Crude imports in April totaled 44.72 million tonnes, or about 10.88 million barrels per day (bpd).

That represented a 5.5% increase from the relatively low 10.4 million bpd imported in April 2023.

China saw more than 1.3 billion passenger trips over the five-day Labour Day holiday that began on May 1, up 2.1% from a year earlier, state media outlet Xinhua reported.

Domestic airline seat capacity in April was up 1.3% from last year, according to Reuters.

Natural gas imports for April rose 14.7% from a year earlier to 10.30 million tonnes, the customs data showed. Prices of LNG for Asia at the end of April were down 11.3% from the same period last year and down 43% from last year’s peak in October.

For January-April, China’s gas imports jumped 20.7% to 43 million tonnes from the same period in 2023.

There was no breakdown of the total to show LNG import data.

Meanwhile, April saw another strong performance by coal importers as power utilities boosted shipments to raise their stockpiles ahead of the peak summer demand season.

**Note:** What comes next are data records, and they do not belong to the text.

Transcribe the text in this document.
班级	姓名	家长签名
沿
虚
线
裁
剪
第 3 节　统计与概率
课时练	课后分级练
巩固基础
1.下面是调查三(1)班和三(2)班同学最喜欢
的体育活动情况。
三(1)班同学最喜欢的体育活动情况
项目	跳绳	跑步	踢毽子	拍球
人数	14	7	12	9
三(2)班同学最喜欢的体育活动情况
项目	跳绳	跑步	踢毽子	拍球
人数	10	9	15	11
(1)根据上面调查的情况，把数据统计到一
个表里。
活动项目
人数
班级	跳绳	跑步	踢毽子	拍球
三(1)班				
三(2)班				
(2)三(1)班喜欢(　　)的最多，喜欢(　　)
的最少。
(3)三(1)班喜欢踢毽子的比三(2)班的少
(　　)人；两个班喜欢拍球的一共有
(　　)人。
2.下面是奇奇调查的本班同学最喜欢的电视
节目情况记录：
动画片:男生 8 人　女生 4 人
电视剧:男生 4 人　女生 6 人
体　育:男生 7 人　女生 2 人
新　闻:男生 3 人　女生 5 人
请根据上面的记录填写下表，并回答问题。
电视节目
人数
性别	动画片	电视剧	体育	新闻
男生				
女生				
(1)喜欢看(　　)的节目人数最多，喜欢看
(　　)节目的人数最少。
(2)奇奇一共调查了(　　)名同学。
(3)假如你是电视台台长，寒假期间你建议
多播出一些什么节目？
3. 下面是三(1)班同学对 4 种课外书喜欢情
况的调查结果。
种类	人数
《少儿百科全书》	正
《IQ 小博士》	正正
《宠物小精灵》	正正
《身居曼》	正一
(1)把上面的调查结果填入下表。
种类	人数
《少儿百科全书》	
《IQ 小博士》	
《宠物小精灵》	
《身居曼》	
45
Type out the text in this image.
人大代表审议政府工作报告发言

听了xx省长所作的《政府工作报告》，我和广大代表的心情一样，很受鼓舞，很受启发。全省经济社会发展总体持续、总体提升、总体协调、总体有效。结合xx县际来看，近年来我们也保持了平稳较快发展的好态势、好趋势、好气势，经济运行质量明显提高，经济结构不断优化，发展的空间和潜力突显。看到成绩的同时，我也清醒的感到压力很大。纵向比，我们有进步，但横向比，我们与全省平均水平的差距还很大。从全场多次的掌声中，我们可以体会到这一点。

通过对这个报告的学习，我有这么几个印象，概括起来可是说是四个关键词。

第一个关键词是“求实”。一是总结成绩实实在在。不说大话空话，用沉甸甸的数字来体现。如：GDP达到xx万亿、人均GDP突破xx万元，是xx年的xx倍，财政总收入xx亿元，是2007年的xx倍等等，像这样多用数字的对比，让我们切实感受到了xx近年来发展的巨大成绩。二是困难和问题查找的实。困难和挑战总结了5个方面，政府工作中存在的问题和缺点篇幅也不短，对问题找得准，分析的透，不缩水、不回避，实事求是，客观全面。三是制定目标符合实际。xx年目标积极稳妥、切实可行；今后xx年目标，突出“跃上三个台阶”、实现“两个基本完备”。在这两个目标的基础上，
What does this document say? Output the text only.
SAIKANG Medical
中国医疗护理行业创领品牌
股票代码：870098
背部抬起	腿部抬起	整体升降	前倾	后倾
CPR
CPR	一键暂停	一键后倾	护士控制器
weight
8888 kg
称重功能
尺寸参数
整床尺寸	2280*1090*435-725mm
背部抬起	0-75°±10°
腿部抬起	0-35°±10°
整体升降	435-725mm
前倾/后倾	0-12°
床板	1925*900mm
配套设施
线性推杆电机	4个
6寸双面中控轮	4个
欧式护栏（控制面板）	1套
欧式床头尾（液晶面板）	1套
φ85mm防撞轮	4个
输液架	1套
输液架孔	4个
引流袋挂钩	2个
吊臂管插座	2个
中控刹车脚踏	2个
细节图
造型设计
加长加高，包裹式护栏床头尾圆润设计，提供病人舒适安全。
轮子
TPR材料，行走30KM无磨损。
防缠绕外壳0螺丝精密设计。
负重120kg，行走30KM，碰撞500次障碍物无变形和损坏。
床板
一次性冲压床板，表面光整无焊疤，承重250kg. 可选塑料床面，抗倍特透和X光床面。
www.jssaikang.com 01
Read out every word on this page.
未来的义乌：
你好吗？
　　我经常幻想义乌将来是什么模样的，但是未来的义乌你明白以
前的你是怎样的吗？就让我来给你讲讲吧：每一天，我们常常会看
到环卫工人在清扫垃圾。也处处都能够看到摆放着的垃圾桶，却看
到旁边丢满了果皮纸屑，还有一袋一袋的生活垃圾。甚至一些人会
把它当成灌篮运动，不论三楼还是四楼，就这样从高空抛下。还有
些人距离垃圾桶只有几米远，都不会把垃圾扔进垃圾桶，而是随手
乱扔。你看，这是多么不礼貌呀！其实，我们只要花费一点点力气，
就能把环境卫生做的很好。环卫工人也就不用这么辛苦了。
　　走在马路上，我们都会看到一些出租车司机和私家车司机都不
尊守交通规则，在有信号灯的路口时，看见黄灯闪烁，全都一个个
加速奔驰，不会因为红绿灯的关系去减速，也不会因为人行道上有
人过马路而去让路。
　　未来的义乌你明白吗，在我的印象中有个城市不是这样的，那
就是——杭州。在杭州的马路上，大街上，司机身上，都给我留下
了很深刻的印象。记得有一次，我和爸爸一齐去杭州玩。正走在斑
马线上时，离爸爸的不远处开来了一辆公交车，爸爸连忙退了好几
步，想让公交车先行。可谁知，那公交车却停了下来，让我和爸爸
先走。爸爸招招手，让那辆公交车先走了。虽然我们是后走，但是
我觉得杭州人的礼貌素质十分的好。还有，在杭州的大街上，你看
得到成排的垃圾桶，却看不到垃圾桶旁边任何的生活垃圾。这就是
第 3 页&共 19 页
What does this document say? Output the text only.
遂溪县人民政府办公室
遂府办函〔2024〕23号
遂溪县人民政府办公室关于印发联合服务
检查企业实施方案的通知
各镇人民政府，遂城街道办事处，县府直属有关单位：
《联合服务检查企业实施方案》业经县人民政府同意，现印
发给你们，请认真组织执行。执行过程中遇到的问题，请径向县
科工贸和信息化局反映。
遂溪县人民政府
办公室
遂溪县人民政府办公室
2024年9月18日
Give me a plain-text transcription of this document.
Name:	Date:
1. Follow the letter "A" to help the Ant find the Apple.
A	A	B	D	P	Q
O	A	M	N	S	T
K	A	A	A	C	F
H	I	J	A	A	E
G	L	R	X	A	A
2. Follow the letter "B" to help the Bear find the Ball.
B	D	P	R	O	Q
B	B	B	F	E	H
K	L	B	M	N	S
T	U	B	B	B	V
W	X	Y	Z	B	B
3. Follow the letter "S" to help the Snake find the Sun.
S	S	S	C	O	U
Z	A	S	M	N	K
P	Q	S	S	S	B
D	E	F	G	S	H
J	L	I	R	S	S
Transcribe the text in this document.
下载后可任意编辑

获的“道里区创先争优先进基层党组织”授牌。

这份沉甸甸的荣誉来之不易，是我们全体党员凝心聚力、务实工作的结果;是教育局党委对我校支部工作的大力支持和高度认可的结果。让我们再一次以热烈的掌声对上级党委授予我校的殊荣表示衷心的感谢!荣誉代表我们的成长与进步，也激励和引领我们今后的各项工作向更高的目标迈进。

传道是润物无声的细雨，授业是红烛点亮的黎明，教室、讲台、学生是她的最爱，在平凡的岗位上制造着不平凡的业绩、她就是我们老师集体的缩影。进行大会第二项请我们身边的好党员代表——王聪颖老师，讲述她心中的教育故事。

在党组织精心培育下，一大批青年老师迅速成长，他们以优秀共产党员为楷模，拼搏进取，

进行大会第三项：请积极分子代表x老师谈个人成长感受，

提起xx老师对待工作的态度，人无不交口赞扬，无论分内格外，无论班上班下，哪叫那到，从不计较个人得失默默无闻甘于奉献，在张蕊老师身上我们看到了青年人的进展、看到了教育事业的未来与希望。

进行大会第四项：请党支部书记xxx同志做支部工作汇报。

Imports in April totaled 45.25 million tonnes last month, up 11% from 40.68 million tonnes in March 2023.

April’s tonnage was up by 9.4% from March and 2 million tonnes less than December’s record of 47.3 million tonnes.

“We have entered a stocking period ahead of the summer peak,” Xu Dongkun, an analyst with industry group the China Coal Transportation and Distribution Association, said on Wednesday.

China’s coal imports in the first four months of 2024 were 161.15 million tons, up 13% year-on-year, the Customs data showed.

China’s main coal suppliers are Indonesia, Russia, Mongolia, and Australia.

But China’s unwrought copper imports fell 8.2% in April from the prior month, as the sharp rise in global prices put a dampener on demand.

Imports of unwrought copper and products totaled 438,000 tonnes last month, compared with 474,000 tons in March, showed data from the General Administration of Customs.

The figures include anode, refined, alloy, and semi-finished copper products.

The past month saw strong upward momentum for copper, boosted by raw material shortages, demand optimism driven by new energy and AI sectors, and speculative buying.

Copper prices on the London Metal Exchange (LME) jumped 13% in April, surpassing the two-year high of $10,000 a tonne on April 29.

Imports of copper concentrate totaled 2.35 million tonnes for April, up 11.9% from a year earlier. That was little more than March’s 2.33 million tonnes

Imports totaled 9.34 million tons in the first four months, up 6.9% from the first four months of 2023.